Raquel Dutra
Em novembro de 2013, a população civil da Ucrânia entrou em conflito direto com o governo de Víktor Yanukóvytch. Numa onda de protestos liderados por jornalistas e estudantes que se estendeu até fevereiro de 2014, o povo denunciava a corrupção, o abuso de poder e a violação dos direitos humanos cometidos pelo governo. O estopim, de maneira geral, foi a frustração de um pedido popular por maior integração com União Europeia, que aconteceu quando o bloco se recusou a firmar acordos com o país aliado da Rússia enquanto ele não resolvesse a sua “deterioração flagrante da democracia e do Estado de Direito”. No meio do movimento que ficou conhecido como Euromaidan – ou, mais significativamente, Revolução da Dignidade – está o drama de amadurecimento de Olga e a sua participação na Competição Novos Diretores da 45ª Mostra Internacional de Cinema em São Paulo.

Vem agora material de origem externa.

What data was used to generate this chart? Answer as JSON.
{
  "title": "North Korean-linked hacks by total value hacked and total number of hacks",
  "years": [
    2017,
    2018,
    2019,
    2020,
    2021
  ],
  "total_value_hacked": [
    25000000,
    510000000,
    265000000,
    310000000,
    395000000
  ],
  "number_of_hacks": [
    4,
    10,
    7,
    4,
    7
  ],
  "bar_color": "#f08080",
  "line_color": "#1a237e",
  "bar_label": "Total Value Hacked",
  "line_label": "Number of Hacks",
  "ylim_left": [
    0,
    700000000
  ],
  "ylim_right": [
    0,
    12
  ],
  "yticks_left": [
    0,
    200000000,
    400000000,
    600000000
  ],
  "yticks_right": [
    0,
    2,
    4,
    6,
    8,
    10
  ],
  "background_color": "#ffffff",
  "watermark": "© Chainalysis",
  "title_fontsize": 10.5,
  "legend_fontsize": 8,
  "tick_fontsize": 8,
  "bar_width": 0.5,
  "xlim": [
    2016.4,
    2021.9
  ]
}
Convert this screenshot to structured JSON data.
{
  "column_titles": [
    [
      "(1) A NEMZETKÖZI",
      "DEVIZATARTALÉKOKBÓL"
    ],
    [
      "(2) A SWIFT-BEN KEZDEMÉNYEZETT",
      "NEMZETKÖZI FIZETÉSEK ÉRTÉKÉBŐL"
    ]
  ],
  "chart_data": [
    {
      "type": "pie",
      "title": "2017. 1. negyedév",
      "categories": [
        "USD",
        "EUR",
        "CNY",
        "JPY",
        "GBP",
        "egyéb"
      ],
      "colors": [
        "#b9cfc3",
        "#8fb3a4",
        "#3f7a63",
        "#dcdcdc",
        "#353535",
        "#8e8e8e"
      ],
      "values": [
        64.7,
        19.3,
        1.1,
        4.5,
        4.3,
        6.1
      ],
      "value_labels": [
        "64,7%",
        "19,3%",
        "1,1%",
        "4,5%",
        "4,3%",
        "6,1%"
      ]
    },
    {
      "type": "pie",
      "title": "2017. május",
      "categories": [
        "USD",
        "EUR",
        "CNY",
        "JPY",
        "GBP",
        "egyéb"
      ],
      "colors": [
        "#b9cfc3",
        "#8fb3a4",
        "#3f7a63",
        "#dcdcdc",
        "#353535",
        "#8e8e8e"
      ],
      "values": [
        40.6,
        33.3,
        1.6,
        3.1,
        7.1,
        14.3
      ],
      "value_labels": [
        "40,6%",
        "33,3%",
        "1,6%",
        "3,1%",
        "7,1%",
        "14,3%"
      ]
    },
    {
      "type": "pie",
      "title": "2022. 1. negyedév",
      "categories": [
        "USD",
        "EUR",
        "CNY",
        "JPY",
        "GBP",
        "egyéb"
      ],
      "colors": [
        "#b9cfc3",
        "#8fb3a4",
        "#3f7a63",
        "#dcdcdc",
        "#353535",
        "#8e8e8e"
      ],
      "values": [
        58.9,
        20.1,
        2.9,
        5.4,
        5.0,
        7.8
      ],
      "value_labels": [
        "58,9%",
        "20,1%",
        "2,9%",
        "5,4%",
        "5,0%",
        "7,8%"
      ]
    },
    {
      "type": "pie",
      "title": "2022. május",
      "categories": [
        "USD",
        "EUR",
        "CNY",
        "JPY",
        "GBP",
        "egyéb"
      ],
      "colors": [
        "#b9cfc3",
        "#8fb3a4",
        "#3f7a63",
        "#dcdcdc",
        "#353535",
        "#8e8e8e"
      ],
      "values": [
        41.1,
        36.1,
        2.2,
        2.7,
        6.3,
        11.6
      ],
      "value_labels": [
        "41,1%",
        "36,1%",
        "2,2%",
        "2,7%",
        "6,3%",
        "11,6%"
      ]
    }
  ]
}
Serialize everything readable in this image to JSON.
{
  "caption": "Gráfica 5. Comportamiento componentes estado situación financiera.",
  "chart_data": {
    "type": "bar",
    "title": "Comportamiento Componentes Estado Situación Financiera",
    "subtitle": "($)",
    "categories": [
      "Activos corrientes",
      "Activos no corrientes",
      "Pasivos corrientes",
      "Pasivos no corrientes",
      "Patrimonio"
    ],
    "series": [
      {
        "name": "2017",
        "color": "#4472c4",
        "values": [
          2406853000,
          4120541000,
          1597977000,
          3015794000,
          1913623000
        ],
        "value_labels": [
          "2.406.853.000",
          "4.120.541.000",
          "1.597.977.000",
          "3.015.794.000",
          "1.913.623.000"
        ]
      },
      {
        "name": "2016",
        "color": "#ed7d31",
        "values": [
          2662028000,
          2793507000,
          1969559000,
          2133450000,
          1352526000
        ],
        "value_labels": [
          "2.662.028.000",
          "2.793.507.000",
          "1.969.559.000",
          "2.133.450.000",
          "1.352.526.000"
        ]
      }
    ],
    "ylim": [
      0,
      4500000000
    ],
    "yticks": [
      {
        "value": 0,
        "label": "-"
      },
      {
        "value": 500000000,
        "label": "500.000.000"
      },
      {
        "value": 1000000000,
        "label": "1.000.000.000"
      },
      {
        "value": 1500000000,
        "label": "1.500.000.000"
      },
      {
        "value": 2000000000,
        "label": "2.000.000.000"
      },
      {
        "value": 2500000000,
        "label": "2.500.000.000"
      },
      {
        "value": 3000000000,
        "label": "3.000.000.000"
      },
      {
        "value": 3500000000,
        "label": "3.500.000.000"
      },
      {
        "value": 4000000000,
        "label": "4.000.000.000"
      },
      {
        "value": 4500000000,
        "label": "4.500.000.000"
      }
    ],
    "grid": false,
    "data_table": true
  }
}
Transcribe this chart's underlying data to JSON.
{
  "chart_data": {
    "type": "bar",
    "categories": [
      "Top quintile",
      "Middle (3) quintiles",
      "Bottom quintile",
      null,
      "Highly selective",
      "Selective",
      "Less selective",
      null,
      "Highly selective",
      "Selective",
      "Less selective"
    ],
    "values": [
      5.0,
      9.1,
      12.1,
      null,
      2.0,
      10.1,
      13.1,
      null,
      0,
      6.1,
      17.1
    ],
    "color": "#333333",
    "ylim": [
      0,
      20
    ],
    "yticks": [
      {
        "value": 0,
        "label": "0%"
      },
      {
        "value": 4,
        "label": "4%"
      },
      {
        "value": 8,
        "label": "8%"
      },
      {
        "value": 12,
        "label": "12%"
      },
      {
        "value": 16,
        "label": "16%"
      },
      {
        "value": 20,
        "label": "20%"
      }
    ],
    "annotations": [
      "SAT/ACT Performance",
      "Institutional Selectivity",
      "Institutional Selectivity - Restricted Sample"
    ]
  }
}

Ao misturar realidade e ficção, o primeiro filme do jovem diretor francês Elie Grappe trabalha para trazer força a uma história real a partir de elementos ficcionais. O centro dessa construção narrativa é Olga (a ginasta ucraniana Anastasia Budiashkina), uma campeã olímpica em treinamento e cidadã de um lugar que busca uma revolução. Aos 15 anos, ela é um prodígio ostentado por um país cujo governo é o objeto de oposição do ofício de sua mãe (Tanya Mikhina), jornalista que reporta as corrupções de Yanukóvytch e milita pela sua deposição. As duas estão na mira da perseguição violenta do governo – numa demonstração fortíssima da capacidade de direção de Grappe que impacta os primeiros minutos do filme -, então, Olga vai para a Suíça, país de seu falecido pai, para continuar desenvolvendo suas ambições esportivas na ginástica a salvo.
Enquanto Olga inicia seus treinamentos para a seleção nacional na Suíça, sua casa se incendeia na Ucrânia. Entre as suas aspirações individuais e os conflitos de sua pátria, o crescimento da protagonista exilada é intenso, doído e urgente, impulsionado pelo roteiro de Ellie Grape e de Raphaëlle Desplechin, que são típicos treinadores rígidos. E é fato que Anastasia Budiashkina conhece bem a frieza exigida de atletas de alto rendimento, mas, em sua primeira atuação, ela surpreende é na maneira como compreende os sentimentos à flor da pele da personagem, que tem um mundo em revolução dentro de si, mas não pode tomar parte nesse revolucionar.
Desta forma, até o primeiro ato, Olga é um filme chapado, assim como o solo sobrevoado por suas personagens que perseguem a perfeição. Mas, à medida que os calos apertam, a história cresce e se ajusta ao seu espaço. Parte dessa sensação nasce das lentes de Lucie Baudinaud, que sabe encontrar sentido nos corpos, movimentos, olhares, rituais, técnicas, aparelhos, instrumentos, expressões e (falta de) palavras daqueles centros de treinamento. Quando as mãos da edição de Suzana Pedro assumem a narrativa, todos os movimentos de Olga convergem numa transmutação imagética, e no desenho de som de Jürg Lempen, Sergiy Stepansky e Tristan Pontécaille, nada é mais poderoso do que o que acontece no silêncio.
O maior triunfo de Olga é reconhecer a dimensão da nossa existência no mundo. Como o próprio diretor comentou em entrevista ao portal Cineuropa quando questionado sobre a escolha do esporte para ilustrar a história, o desempenho individual da protagonista se mostra fundamental para a conquista da equipe, e desta forma, ela não consegue se desvincular da sensação de que sua ação também é importante para a luta coletiva da sua nação. Assim, a ideia de neutralidade é entendida como algo insuportável, e, mais do que isso, impossível. E como cantava o clamor popular e democrático de Euromaidan, Olga compreende que existem lutas pelas quais nós damos o nosso corpo e a nossa alma.